Condensin was originally identified in Xenopus laevis egg extracts, where it is required for mitotic chromosome condensation. The present view is that condensin accomplishes condensation in vivo by reconfiguring chromatin, a feature consistent with the presence of secondary structures resembling motor proteins in members of the SMC family.

Studies in yeast support a role for the condensin complex in chromosome compaction in this organism. However, it has been also shown that S. cerevisiae condensin plays additional roles in the transmission of the rDNA locus. Recent experiments in a variety of organisms suggests that condensin is likely to perform several unexpected roles in widely diverse processes, including regulation of gene expression, cell-cycle checkpoints and centromere organisation.

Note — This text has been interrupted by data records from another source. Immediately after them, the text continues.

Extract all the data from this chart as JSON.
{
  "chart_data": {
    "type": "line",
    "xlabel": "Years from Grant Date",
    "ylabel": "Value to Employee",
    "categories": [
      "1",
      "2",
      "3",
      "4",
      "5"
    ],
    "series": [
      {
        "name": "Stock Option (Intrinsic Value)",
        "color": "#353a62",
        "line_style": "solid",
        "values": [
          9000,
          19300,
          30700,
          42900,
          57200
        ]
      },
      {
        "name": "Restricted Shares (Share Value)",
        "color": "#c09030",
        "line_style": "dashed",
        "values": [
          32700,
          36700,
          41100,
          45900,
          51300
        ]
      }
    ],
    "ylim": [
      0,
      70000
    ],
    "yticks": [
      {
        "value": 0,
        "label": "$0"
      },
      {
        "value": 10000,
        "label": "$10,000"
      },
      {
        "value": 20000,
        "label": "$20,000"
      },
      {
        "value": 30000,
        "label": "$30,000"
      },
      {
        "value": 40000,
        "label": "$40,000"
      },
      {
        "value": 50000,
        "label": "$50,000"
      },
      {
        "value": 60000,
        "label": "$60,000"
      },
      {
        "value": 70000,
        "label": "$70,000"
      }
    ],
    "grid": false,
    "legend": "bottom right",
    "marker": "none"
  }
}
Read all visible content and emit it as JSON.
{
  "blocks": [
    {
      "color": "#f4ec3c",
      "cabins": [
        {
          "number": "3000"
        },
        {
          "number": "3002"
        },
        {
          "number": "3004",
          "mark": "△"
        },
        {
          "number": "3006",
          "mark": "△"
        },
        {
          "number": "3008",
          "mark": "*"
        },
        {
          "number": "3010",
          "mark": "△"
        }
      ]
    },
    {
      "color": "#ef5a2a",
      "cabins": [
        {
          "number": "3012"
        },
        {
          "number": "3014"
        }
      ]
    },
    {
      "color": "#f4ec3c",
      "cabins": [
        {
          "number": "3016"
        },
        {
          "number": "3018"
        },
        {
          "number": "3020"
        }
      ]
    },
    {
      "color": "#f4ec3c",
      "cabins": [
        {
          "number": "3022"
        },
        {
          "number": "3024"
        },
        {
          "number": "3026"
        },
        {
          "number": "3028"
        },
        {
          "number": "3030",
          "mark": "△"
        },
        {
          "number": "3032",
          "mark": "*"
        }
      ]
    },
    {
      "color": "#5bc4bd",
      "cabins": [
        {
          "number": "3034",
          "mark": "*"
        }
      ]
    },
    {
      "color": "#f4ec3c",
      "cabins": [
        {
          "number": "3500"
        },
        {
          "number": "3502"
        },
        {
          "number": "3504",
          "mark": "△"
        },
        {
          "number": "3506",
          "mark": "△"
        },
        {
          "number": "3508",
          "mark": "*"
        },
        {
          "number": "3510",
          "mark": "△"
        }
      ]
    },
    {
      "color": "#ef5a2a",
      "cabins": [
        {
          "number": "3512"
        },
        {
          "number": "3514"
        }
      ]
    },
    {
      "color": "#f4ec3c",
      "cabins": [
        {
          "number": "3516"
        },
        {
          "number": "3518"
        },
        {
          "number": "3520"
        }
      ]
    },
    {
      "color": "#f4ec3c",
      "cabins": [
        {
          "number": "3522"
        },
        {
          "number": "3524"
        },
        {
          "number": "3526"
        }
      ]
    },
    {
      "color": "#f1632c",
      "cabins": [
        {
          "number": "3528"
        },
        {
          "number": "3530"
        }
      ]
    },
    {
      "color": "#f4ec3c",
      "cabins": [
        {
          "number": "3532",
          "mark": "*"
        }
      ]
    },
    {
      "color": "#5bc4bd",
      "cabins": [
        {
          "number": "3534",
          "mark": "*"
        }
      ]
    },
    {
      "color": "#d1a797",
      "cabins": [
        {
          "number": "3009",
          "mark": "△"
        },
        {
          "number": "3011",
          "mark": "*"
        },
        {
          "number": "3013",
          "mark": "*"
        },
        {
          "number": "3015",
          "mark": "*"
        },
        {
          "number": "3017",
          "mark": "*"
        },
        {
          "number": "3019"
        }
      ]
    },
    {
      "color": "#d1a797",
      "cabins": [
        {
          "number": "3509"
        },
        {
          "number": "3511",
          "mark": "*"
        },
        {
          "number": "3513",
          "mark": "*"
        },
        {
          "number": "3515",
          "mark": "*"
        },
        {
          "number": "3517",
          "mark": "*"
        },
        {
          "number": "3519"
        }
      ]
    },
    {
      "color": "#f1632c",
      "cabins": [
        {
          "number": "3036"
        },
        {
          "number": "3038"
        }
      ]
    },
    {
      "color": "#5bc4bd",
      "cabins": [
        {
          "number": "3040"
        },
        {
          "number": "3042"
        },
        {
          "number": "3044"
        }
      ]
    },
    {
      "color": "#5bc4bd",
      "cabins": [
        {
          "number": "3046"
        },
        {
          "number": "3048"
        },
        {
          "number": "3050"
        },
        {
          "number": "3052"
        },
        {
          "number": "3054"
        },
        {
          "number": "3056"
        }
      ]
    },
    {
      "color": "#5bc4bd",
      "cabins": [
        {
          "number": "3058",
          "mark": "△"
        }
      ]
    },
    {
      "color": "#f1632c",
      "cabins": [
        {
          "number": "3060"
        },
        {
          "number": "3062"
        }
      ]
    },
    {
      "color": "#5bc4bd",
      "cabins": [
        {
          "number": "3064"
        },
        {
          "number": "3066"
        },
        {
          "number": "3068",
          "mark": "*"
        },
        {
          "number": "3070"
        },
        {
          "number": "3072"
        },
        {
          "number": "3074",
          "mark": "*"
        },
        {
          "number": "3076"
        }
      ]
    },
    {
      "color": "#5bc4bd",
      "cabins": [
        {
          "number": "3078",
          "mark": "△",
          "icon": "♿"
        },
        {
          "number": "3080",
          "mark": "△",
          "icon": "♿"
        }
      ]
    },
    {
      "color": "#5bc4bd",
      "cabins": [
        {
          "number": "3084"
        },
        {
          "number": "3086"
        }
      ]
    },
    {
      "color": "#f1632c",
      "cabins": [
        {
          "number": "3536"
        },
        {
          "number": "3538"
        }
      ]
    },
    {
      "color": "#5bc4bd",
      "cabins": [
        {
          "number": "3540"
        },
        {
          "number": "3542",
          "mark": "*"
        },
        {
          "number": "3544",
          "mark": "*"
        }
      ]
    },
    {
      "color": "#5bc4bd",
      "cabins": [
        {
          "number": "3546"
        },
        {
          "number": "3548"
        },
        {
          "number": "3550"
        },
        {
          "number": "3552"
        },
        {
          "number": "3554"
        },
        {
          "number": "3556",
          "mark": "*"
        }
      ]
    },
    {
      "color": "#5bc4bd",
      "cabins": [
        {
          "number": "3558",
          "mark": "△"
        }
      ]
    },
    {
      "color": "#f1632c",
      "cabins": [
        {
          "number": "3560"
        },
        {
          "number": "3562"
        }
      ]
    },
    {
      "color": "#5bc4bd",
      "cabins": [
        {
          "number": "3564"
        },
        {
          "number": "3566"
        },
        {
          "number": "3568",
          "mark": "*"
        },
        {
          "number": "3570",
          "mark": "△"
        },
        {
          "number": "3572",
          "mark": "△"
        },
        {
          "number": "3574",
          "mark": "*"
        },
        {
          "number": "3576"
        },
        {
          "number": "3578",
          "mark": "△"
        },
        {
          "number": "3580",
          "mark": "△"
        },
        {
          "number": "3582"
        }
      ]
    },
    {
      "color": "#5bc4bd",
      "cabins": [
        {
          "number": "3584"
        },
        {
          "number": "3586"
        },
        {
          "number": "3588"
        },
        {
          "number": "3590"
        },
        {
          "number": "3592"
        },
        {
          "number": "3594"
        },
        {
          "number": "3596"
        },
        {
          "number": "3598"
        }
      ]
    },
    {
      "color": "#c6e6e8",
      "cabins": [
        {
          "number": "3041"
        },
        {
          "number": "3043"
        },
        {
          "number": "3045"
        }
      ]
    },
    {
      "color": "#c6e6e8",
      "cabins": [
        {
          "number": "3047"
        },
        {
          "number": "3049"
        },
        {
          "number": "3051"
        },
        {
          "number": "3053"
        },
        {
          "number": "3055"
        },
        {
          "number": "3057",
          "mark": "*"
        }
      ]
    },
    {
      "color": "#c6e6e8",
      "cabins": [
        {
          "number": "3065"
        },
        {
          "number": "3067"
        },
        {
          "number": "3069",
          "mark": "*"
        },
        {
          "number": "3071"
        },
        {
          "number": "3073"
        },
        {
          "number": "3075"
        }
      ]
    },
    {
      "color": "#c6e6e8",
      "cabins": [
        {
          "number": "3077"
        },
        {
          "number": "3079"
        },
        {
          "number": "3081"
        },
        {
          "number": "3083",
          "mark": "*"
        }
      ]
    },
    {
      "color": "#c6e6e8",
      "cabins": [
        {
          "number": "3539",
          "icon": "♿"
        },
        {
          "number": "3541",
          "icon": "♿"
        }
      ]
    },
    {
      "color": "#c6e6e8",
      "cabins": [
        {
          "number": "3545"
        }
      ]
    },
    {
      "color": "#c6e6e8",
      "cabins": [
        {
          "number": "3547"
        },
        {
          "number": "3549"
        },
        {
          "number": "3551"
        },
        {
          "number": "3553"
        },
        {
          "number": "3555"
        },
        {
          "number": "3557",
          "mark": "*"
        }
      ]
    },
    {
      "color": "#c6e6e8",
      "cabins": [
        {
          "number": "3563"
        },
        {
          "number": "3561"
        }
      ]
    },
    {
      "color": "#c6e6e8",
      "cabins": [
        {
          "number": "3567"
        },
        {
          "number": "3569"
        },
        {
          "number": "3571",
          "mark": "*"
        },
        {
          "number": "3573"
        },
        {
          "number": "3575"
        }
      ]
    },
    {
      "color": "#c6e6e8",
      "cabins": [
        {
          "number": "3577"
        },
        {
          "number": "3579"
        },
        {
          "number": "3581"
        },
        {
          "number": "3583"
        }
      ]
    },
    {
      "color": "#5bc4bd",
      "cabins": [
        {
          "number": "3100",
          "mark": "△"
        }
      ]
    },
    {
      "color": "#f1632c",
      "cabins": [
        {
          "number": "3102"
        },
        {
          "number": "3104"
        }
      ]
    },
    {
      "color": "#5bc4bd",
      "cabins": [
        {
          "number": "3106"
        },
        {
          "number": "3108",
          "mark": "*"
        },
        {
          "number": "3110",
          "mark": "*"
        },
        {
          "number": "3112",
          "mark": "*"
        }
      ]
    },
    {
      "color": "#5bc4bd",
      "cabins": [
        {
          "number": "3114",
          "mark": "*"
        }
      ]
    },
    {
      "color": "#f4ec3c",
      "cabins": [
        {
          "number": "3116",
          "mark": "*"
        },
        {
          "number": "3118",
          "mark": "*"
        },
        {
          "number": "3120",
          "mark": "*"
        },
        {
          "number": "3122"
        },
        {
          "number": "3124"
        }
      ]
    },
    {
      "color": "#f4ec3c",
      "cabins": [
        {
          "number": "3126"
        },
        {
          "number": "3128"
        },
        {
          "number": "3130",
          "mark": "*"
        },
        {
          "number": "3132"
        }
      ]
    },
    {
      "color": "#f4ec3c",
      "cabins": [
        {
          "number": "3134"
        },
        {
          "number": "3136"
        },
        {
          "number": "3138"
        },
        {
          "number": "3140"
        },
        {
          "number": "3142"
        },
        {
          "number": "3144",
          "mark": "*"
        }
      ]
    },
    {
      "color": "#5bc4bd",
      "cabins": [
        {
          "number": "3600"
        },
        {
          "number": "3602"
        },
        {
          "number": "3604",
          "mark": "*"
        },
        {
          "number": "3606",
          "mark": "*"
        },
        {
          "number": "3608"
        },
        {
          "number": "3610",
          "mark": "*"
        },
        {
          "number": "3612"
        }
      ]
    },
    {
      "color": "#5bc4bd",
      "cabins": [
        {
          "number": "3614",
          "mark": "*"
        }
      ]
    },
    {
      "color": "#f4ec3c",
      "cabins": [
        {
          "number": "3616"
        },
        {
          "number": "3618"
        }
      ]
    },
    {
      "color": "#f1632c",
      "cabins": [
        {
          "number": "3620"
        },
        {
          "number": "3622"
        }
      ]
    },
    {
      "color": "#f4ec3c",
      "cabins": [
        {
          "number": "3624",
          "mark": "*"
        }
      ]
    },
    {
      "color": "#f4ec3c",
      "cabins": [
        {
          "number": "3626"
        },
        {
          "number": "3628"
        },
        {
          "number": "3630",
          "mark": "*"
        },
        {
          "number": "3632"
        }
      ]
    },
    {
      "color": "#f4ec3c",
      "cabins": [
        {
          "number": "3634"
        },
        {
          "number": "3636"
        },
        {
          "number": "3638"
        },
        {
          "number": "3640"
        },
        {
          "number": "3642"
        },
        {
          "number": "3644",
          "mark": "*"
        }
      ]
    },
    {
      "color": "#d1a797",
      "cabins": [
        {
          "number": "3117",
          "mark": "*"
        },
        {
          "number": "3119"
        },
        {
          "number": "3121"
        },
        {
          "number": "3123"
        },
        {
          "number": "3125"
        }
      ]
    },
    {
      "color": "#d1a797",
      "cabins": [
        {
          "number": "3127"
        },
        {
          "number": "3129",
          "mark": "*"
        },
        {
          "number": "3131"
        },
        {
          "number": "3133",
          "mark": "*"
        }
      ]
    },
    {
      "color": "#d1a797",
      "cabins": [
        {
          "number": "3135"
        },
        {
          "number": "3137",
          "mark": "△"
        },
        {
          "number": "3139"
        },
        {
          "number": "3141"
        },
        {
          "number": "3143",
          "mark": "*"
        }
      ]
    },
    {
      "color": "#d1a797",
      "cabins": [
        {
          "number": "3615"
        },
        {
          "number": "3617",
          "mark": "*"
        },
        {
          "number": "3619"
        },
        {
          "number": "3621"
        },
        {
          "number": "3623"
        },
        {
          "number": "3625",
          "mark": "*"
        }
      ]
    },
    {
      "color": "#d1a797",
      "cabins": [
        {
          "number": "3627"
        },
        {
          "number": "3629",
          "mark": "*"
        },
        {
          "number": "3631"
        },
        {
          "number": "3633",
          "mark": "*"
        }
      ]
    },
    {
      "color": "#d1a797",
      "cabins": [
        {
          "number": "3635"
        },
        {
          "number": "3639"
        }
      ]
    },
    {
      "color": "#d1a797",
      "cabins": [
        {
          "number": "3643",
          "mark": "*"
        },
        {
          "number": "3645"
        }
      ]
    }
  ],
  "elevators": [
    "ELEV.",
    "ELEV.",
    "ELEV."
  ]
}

(iii) The 'SMC5/6 complex'
Eukaryotic genomes have a third conserved SMC-containing protein complex: the 'SMC5/6'. The S. pombe, rad18 gene and its S. cerevisiae homologue, SMC6 (RHC18), are essential for proliferation and sensitive to ionising irradiation and UV. These studies suggest putative roles in higher-order chromosome organisation and DNA damage. The requirement of the SMC5/6 complex for viability is predicted to originate from a possible role linking replication, repair and mitotic control. The complex is likely to consist of multiple subunits including Smc5p, Smc6p, Nse1p and Nse2p, Nse3p, Nse4p Nse5p and Nse6p.